Councils reduce IT spend
New Socitm report highlights huge fall over the last year
Government IT spending looks set to fall dramatically this year, as local authorities focus on efficiency opportunities after making huge investments in e-government transformation programmes.
According to the IT Trends 2006/7 report released today by public-sector IT trade association Socitm, local authorities’ IT spend is forecast at £2.7bn for the period April 2006 to April 2007. This is a marked decrease on the previous year’s figure of £3.3bn, which Socitm attributed to the end of the main e-government transformation programme in 2005.
To make up for the reduction in resources, IT chiefs in local authorities are focusing on more efficient procurement processes, shared services and outsourcing, the report revealed.

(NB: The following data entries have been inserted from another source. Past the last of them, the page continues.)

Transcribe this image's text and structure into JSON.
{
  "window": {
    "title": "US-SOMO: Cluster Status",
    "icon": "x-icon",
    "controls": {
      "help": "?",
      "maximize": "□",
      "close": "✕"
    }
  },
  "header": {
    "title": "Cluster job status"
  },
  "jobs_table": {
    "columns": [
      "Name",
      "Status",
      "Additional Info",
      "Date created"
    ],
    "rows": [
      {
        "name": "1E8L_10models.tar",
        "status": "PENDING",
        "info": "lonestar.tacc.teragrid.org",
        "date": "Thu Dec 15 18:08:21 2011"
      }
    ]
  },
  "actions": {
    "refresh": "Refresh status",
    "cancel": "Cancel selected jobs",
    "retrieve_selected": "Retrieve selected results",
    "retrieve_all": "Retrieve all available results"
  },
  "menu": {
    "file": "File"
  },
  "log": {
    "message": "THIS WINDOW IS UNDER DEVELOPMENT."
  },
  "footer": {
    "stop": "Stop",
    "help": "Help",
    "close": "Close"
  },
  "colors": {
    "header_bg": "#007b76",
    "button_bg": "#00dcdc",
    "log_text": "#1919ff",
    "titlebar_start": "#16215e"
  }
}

However, Socitm found that demand for new hardware will continue into this year as councils plan to purchase more than 240,000 devices, only a slight decrease on last year. Desktops will be the most popular purchase in this area.
Meanwhile, the government announced additional cost-saving measures last week that will see at least 551 of its web sites shut down.
In total, 951 sites have been considered for closure. Ninety of these have already been axed and relevant information from them has been transferred to the Directgov and Business Link portals. In future, more online content will be consolidated onto "supersites" like these, according to government plans.
The move was announced at the launch of the first annual report on the Transformational Government initiative today. At the event, minister for Transformational Government, Pat McFadden, vowed that "the quality of our services will not be affected by these changes”.